The cruel paradox is that nowadays, terms referring to how enamel is used (cloisonné, champlevé, etc.) have become well-known – without people really knowing exactly what enamel is. Although fine watchmaking started using it several centuries ago, enamel itself has taken a back seat. One thing is certain: creating enamel today calls for pretty much the same know-how as in ancient times. That said, it remains a difficult exercise involving two variables: the proportion of the components and the heat treatment process they undergo.
What Is Enamel?
The basic component is silica. This is melted using a flux; this lowers its melting point to around 800 °C. The resulting material is removed from the kiln, and a colouring agent is added before its temperature drops: usually a copper oxide or other mineral oxides. These pigments, usually hand-dosed, are the key to the final colour. They are never industrially manufactured; there is no pigment catalogue; and no shade is always exactly the same: each enameller has their own networks, suppliers, secrets, favourite materials, and preferred colour combinations to achieve just the right hues.
The first stage in the process produces a block of coloured glass. This then needs to be reheated and cooled to break it into pieces, which are then crushed to make a powder.
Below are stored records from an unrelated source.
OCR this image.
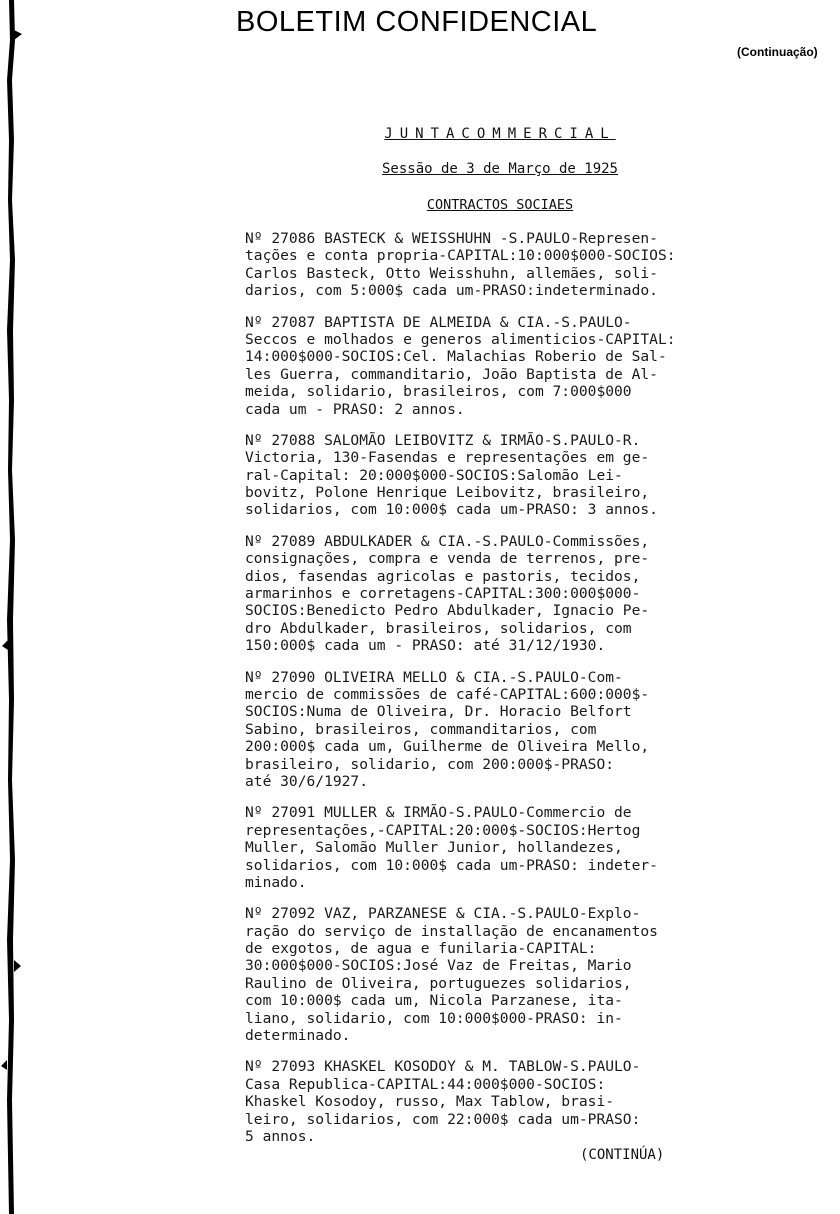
BOLETIM CONFIDENCIAL
(Continuação)
JUNTACOMMERCIAL
Sessão de 3 de Março de 1925
CONTRACTOS SOCIAES
Nº 27086 BASTECK & WEISSHUHN -S.PAULO-Represen-
tações e conta propria-CAPITAL:10:000$000-SOCIOS:
Carlos Basteck, Otto Weisshuhn, allemães, soli-
darios, com 5:000$ cada um-PRASO:indeterminado.
Nº 27087 BAPTISTA DE ALMEIDA & CIA.-S.PAULO-
Seccos e molhados e generos alimenticios-CAPITAL:
14:000$000-SOCIOS:Cel. Malachias Roberio de Sal-
les Guerra, commanditario, João Baptista de Al-
meida, solidario, brasileiros, com 7:000$000
cada um - PRASO: 2 annos.
Nº 27088 SALOMÃO LEIBOVITZ & IRMÃO-S.PAULO-R.
Victoria, 130-Fasendas e representações em ge-
ral-Capital: 20:000$000-SOCIOS:Salomão Lei-
bovitz, Polone Henrique Leibovitz, brasileiro,
solidarios, com 10:000$ cada um-PRASO: 3 annos.
Nº 27089 ABDULKADER & CIA.-S.PAULO-Commissões,
consignações, compra e venda de terrenos, pre-
dios, fasendas agricolas e pastoris, tecidos,
armarinhos e corretagens-CAPITAL:300:000$000-
SOCIOS:Benedicto Pedro Abdulkader, Ignacio Pe-
dro Abdulkader, brasileiros, solidarios, com
150:000$ cada um - PRASO: até 31/12/1930.
Nº 27090 OLIVEIRA MELLO & CIA.-S.PAULO-Com-
mercio de commissões de café-CAPITAL:600:000$-
SOCIOS:Numa de Oliveira, Dr. Horacio Belfort
Sabino, brasileiros, commanditarios, com
200:000$ cada um, Guilherme de Oliveira Mello,
brasileiro, solidario, com 200:000$-PRASO:
até 30/6/1927.
Nº 27091 MULLER & IRMÃO-S.PAULO-Commercio de
representações,-CAPITAL:20:000$-SOCIOS:Hertog
Muller, Salomão Muller Junior, hollandezes,
solidarios, com 10:000$ cada um-PRASO: indeter-
minado.
Nº 27092 VAZ, PARZANESE & CIA.-S.PAULO-Explo-
ração do serviço de installação de encanamentos
de exgotos, de agua e funilaria-CAPITAL:
30:000$000-SOCIOS:José Vaz de Freitas, Mario
Raulino de Oliveira, portuguezes solidarios,
com 10:000$ cada um, Nicola Parzanese, ita-
liano, solidario, com 10:000$000-PRASO: in-
determinado.
Nº 27093 KHASKEL KOSODOY & M. TABLOW-S.PAULO-
Casa Republica-CAPITAL:44:000$000-SOCIOS:
Khaskel Kosodoy, russo, Max Tablow, brasi-
leiro, solidarios, com 22:000$ cada um-PRASO:
5 annos.
(CONTINÚA)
Techniques Dating Back to The Middle Ages
Different decorative specialities have been built up over the centuries. It was in Limoges, France, that work on enamel enjoyed its heyday, both as a technique and as an industry: as a result of high demand from the Church, the enamel craftsmen in Limoges invented what amounted virtually to a mass production system, and developed techniques such as champlevé.
Today, the latter is one of the best-known techniques used in watchmaking, although contrary to a popular misconception, champlevé is not specific to enamel, or indeed watchmaking. The term refers to a generic technique that consists in hollowing out a material used as a base (such as a dial), then filling the hollowed-out areas by pouring in enamel, gold, silver, or setting them with jewels or some other inlay.
Craftsmen soon had the idea of using a thread of gold, silver, or other material to separate the different compartments to be filled: this technique has become known as cloisonné enamel.
Others preferred to exploit the transparent potential of enamel, as in stained glass, using a technique known as flinqué enamel. This in turn led to the idea of engraving a surface with patterns (guilloché) that remain visible beneath the enamel itself.
A different alternative, similar to cloisonné, is known as plique-à-jour: here, the compartments are initially enclosed by a thin sheet of copper or silver; this is then dissolved using acids, leaving no backing, thus creating a transparent effect.
Still another technique often used alongside this is that of grisaille or backlit enamel, developed in Limoges in the sixteenth century. The principle involves placing the first layer of dark enamel above a disc, usually made from gold, and then several layers of white enamel above that, with the piece being fired after each successive layer is applied. The ultimate outcome is that the different layers meld into each another, producing an infinite number of shades of grey. One example of this technique can be found on Van Cleef & Arpels’ Pont des Amoureux watch; Vacheron Constantin and Patek Philippe have also used it.
Jaquet Droz, which masters most enamel techniques, also uses paillonné enamel, in which fragments of metal sheets, or paillons, are placed between two layers of enamel to add brilliance and sparkle to the dial.
And what about grand feu enamel? The term brings a smile to the lips of certain purists, since any enamel fired at over 400 or 500 °C is grand feu by virtue of that fact alone.